Manitoba Justice Lori Douglas faces removal from the bench over nude photographs of her posted without permission on the internet by her husband. (CBC)

A disciplinary committee does not need to see graphic sex photographs of a senior Manitoba judge to decide whether she should stay on the bench, her lawyer argued Thursday.

Allowing the committee to view the pictures of Associate Chief Justice Lori Douglas, released on the Internet without her consent, would only serve to revictimize her, court heard.

"They're highly prejudicial. They're not necessary for the determination of this issue," lawyer Sheila Block told Federal Court.

"These are people she has dinner with. These are colleagues. The harm is tremendous."

The committee of the Canadian Judicial Council, supported by its independent counsel, has ruled it needs to view the photographs to decide whether they are "demeaning to women" and might warrant Douglas's removal from the bench.

Judge Richard Mosley said the court could hold a hearing on permanently blocking the photographs within two weeks, but Block said that wouldn't help.

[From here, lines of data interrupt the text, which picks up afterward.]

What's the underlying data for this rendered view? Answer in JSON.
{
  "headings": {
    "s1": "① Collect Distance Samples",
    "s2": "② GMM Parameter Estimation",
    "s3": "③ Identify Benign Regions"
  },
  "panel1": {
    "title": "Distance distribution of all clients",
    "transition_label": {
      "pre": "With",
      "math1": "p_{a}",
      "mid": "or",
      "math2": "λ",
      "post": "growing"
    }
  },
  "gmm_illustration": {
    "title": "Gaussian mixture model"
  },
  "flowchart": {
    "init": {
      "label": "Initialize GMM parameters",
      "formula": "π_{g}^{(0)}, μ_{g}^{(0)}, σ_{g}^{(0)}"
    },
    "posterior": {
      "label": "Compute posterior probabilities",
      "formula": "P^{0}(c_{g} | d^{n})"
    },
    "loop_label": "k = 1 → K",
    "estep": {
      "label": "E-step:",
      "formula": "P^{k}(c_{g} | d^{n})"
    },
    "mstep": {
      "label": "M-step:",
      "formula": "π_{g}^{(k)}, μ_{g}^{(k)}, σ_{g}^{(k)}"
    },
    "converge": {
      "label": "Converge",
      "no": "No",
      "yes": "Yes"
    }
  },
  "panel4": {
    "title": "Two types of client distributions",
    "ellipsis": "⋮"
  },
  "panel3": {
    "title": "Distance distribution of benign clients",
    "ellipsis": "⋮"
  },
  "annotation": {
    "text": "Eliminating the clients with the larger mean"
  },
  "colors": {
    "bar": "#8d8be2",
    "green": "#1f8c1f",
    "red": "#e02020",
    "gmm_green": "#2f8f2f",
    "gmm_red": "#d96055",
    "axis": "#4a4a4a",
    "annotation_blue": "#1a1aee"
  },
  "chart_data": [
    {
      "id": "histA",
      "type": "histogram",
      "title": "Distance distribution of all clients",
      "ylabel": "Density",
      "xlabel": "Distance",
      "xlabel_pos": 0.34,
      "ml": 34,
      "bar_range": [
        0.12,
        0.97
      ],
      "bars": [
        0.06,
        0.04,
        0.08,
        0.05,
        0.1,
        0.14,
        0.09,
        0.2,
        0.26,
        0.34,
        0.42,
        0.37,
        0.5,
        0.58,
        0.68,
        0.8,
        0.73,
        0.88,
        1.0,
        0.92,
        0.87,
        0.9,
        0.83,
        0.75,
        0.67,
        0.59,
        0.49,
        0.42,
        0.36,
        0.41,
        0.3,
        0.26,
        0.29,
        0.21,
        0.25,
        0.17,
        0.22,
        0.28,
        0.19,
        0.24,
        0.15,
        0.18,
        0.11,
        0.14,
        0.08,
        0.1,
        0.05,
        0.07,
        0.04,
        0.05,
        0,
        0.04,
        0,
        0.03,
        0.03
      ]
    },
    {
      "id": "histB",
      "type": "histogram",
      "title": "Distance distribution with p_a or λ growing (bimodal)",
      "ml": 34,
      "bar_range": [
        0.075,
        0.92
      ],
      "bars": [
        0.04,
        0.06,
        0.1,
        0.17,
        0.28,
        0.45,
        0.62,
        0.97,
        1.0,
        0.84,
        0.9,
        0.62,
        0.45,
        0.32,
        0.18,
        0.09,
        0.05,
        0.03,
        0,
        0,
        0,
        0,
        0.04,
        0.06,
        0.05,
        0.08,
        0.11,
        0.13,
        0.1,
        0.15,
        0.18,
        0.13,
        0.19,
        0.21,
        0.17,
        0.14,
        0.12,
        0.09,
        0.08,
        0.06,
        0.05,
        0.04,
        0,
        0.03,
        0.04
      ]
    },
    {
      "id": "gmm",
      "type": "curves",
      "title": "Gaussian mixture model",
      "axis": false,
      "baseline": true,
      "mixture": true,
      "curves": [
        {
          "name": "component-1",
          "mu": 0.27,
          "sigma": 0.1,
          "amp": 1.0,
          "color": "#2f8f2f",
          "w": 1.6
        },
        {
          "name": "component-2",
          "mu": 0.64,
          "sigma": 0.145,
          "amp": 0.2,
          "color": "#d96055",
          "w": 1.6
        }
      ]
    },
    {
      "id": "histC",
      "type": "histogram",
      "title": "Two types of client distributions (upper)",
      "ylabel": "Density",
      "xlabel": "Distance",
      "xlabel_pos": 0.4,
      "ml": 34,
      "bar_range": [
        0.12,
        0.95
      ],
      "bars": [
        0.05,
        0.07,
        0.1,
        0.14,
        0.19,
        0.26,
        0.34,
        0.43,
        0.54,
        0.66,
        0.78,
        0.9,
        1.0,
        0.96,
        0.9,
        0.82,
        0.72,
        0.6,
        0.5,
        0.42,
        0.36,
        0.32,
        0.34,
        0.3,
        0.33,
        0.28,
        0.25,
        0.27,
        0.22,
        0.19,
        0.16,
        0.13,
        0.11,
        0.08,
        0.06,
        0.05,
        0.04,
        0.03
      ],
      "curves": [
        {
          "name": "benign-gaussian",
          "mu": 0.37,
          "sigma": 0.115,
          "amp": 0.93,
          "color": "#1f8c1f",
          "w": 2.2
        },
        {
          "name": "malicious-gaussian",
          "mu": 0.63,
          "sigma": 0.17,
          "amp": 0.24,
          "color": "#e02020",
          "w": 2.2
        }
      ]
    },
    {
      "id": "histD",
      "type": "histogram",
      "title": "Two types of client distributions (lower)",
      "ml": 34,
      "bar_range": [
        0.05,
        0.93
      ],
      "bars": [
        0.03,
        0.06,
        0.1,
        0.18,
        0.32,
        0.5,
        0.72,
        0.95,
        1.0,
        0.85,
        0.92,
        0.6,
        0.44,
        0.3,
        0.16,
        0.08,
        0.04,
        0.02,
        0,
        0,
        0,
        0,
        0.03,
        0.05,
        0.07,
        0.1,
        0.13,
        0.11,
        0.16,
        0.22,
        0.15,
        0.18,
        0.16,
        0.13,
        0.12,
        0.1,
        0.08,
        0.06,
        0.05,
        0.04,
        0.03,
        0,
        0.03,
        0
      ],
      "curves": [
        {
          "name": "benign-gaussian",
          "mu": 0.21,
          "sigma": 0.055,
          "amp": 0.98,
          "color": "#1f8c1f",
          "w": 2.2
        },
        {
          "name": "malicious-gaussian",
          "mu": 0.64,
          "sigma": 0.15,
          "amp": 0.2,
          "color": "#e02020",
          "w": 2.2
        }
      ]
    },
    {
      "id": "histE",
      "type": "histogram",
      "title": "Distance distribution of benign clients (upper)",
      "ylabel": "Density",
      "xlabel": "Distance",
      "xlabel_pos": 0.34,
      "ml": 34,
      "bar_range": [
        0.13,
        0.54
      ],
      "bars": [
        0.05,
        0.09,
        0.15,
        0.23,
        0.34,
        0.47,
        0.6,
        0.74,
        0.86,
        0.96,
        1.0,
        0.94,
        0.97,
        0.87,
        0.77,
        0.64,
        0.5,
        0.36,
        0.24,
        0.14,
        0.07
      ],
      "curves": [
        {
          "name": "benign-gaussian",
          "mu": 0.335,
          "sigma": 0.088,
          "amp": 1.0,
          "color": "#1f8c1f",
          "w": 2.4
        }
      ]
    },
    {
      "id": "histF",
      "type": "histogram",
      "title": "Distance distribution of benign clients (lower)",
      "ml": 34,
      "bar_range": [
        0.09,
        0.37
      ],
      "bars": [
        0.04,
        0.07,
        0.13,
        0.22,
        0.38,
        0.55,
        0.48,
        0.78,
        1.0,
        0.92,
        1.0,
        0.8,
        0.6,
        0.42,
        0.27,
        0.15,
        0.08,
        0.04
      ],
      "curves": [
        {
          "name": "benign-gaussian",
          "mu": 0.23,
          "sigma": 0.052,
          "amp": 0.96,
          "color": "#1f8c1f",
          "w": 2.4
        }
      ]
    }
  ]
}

An immediate interim stay is needed, she said, because the panel is slated to begin its hearings on Monday, and the pictures would be entered as evidence right away.

"Once the bell is rung, it's over," Block told Mosley.

'At the core of the allegations,' says panel

In a ruling last month, the panel said the photographs were relevant.

"It is difficult, if not impossible, to consider these allegations without a concrete first-hand appreciation of their nature and what they depict," the panel stated.

"Such characteristics are precisely at the core of the allegations which we are charged to investigate."
In court Thursday, the committee's independent counsel, Suzanne Cote, opposed the requested interim stay, saying the effect would be to put the entire proceedings on hold indefinitely given the importance of the photographs.

"The main dispute is about the effect of these pictures," Cote told Mosley.

The case speaks to the integrity of the justice system, Cote said, and the panel needs to view the images at the outset of their hearings to make informed findings.

Block heaped scorn on that notion. The nature of the images is already well known, she said.

"There's no issue these are graphic pictures," Block said. "These are pictures of people having sex."
The photographs, some of which depict bondage, were taken by Douglas's now-late husband Jack King before she became a judge.

Douglas 'totally a victim,' says lawyer

Without telling her, he sent them to a client and put them on the Internet. The client distributed them further in 2010, despite an agreement in 2003 with King to return or destroy them.

One of the allegations is that Douglas failed to disclose that the photographs were on the Internet when she applied to become a family court judge in 2004.

Block called it a classic case of "revenge porn" and said any judge could become a victim.

"Suppose the judge was raped and somebody put it on YouTube?" Block said. "(Douglas) is totally a victim. She is entitled to the sex that she chooses to have."

Douglas is now facing potential punishment, the lawyer said, because of something nasty her husband did.

"A woman is not owned by her husband," Block said.

Mosley, who at one point noted judges are routinely required to view sensitive material, said he would likely rule on the stay motion on Friday.